11-05-2006, 05:28 PM
...or sometimes none of these symptoms, as in the case of my MIL 2 weeks ago. She just felt exhausted and weak in the legs, which was nothing new as she has been getting weaker in the legs for several years. Pupils were equal and reactive, equal strength in both arms and legs, symmetrical smile. It didn't look like any stroke symptoms I'd ever heard of. Sure enough, after the second day in the hospital, she developed the classic one-sided paralysis of a stroke.
Ya just never know....

11-26-2006, 01:15 PM

Thank you for the valuable information. I always like to check out what Snopes has to say about a topic, and Mikkelson says that the "tongue sticking out" is less valuable than the first 3 suggestions. But those first 3 things to look for are handy reference points.

Time is of the essence when dealing with a potential stroke--time lost is brain lost.
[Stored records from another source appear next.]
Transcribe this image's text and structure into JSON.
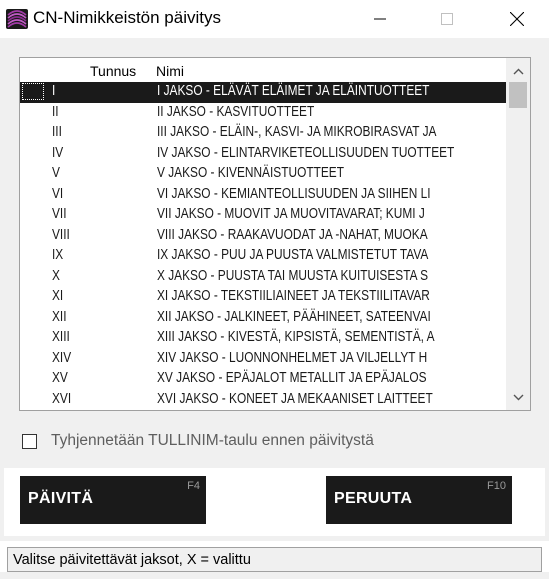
{
  "window": {
    "title": "CN-Nimikkeistön päivitys",
    "accent_color": "#8a2a8f"
  },
  "list": {
    "headers": {
      "code": "Tunnus",
      "name": "Nimi"
    },
    "selected_index": 0,
    "rows": [
      {
        "code": "I",
        "name": "I JAKSO - ELÄVÄT ELÄIMET JA ELÄINTUOTTEET"
      },
      {
        "code": "II",
        "name": "II JAKSO - KASVITUOTTEET"
      },
      {
        "code": "III",
        "name": "III JAKSO - ELÄIN-, KASVI- JA MIKROBIRASVAT JA"
      },
      {
        "code": "IV",
        "name": "IV JAKSO - ELINTARVIKETEOLLISUUDEN TUOTTEET"
      },
      {
        "code": "V",
        "name": "V JAKSO - KIVENNÄISTUOTTEET"
      },
      {
        "code": "VI",
        "name": "VI JAKSO - KEMIANTEOLLISUUDEN JA SIIHEN LI"
      },
      {
        "code": "VII",
        "name": "VII JAKSO - MUOVIT JA MUOVITAVARAT; KUMI J"
      },
      {
        "code": "VIII",
        "name": "VIII JAKSO - RAAKAVUODAT JA -NAHAT, MUOKA"
      },
      {
        "code": "IX",
        "name": "IX JAKSO - PUU JA PUUSTA VALMISTETUT TAVA"
      },
      {
        "code": "X",
        "name": "X JAKSO - PUUSTA TAI MUUSTA KUITUISESTA S"
      },
      {
        "code": "XI",
        "name": "XI JAKSO - TEKSTIILIAINEET JA TEKSTIILITAVAR"
      },
      {
        "code": "XII",
        "name": "XII JAKSO - JALKINEET, PÄÄHINEET, SATEENVAI"
      },
      {
        "code": "XIII",
        "name": "XIII JAKSO - KIVESTÄ, KIPSISTÄ, SEMENTISTÄ, A"
      },
      {
        "code": "XIV",
        "name": "XIV JAKSO - LUONNONHELMET JA VILJELLYT H"
      },
      {
        "code": "XV",
        "name": "XV JAKSO - EPÄJALOT METALLIT JA EPÄJALOS"
      },
      {
        "code": "XVI",
        "name": "XVI JAKSO - KONEET JA MEKAANISET LAITTEET"
      }
    ]
  },
  "checkbox": {
    "label": "Tyhjennetään TULLINIM-taulu ennen päivitystä",
    "checked": false
  },
  "buttons": {
    "update": {
      "label": "PÄIVITÄ",
      "shortcut": "F4"
    },
    "cancel": {
      "label": "PERUUTA",
      "shortcut": "F10"
    }
  },
  "status": {
    "text": "Valitse päivitettävät jaksot, X = valittu"
  }
}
The MOST important thing is getting the person to a hospital as soon as humanly possible. It's also good to beware of nonsense "advice" being tacked onto sound advice--some of the emails going around actually recommend such nonsense as bloodletting from the victim's ears and fingers (!), and driving slowly to the hospital "to prevent further damage" (!). Can you BELIEVE the drivel that some people will throw out there?

Again, no need to waste time--if you have reason to believe a loved one is experiencing a stroke or TIA, call an ambulance. Calling an ambulance immediately is what saved my SO's mother's life a few years ago when she had her stroke.